DAVE HEUMANN – Here in the Deep

A Dave Heumann affiderei il destino dell’intera musica rock dell’avvenire. Il suo tocco speciale, la genuinità dell’artista e non ultimo il suo contributo con gli Arboretum, hanno contribuito a definire una nuova sensibilità espressiva a quello che oggi viene genericamente definito come rock di classe. Attenzione non solo Seventies rock o psychedelic rock, bensì rock a cui hanno dato un’anima e non soltanto ormoni. “Coming Out the Fog”, l’ultima fatica degli Arboretum, ci ha portato fuori dalla foschia del bosco, verso le rilassanti rive di un fiume pacifico. Da lì abbiamo rimirato il sole, la luna, le stelle. E nella stessa direzione procede “Here in the Deep”: una bucolica contemplazione della natura e del destino degli esseri umani.

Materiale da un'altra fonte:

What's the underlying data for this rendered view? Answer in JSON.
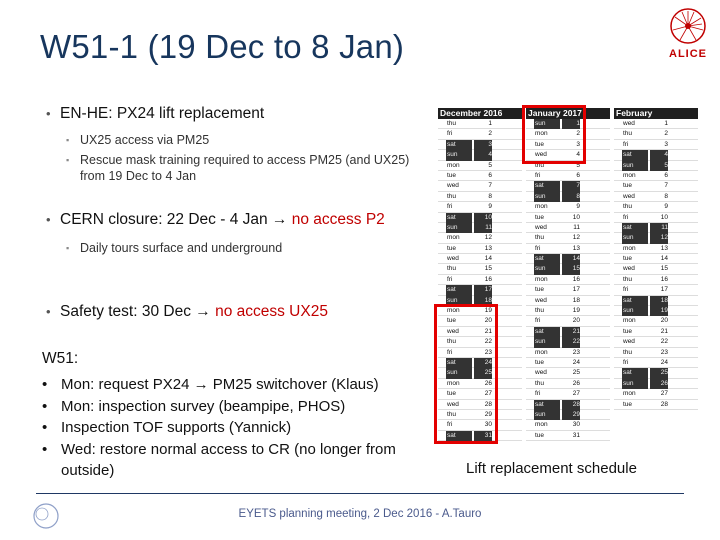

La chitarra acustica è l’elemento predominante dell’intero mood del disco e, alla stessa maniera di Jason Simon, titolare dell’emerita ditta Dead Meadow, Dave ha dato voce alle composizioni che in un modo o nell’altro uscivano dal binario della band madre. Nelle punte più alte del disco si ha la sensazione di trovarsi al cospetto di Donovan, tanto è dolce il miele che viene profuso. La strumentale “Leave Underfoot” non è tanto distante dal primo Angelo Branduardi, per esempio. Ma il nostro è cresciuto anche con una valanga di distorsione nell’amplificatore: l’opener “Switchback”, insieme a “Ends of the Heart” e “Greenwood Side”, ribadisce che le radici non sono state dimenticate, seppur ammorbidite. Qualcosa del genere aveva fatto capolino nella discografia degli Arboretum nelle uscite a lato: “Covered in Leaves” e “A Gourd of Gold” esaltavano la vocazione di Dave a ricercare qualcosa di non convenzionale e ricco di pathos. Il resto naviga verso lidi finora inesplorati.
“Holly King on a Hill” si tinge della porpora mediorientale con quel suo incedere stonato e ammaliante. Molte volte si sentono arrangiamenti che utilizzano synth vintage, di ottantiana memoria, insieme a clarini e archi, come nella leggerissima “Cloud Mind” che sfiora i sensi senza appannarli. Tutto è omogeno, amalgamato ed organico. Per chi ama gli Arboretum, “Here in the Deep” è vivamente consigliato per arricchire la propria discografia nella sezione smoke one joint and relax. Per chi ha bisogno di adrenalina e cafonaggine, tenersi alla larga. Il nostro Dave potrebbe sembrare un vecchio zio rincoglionito.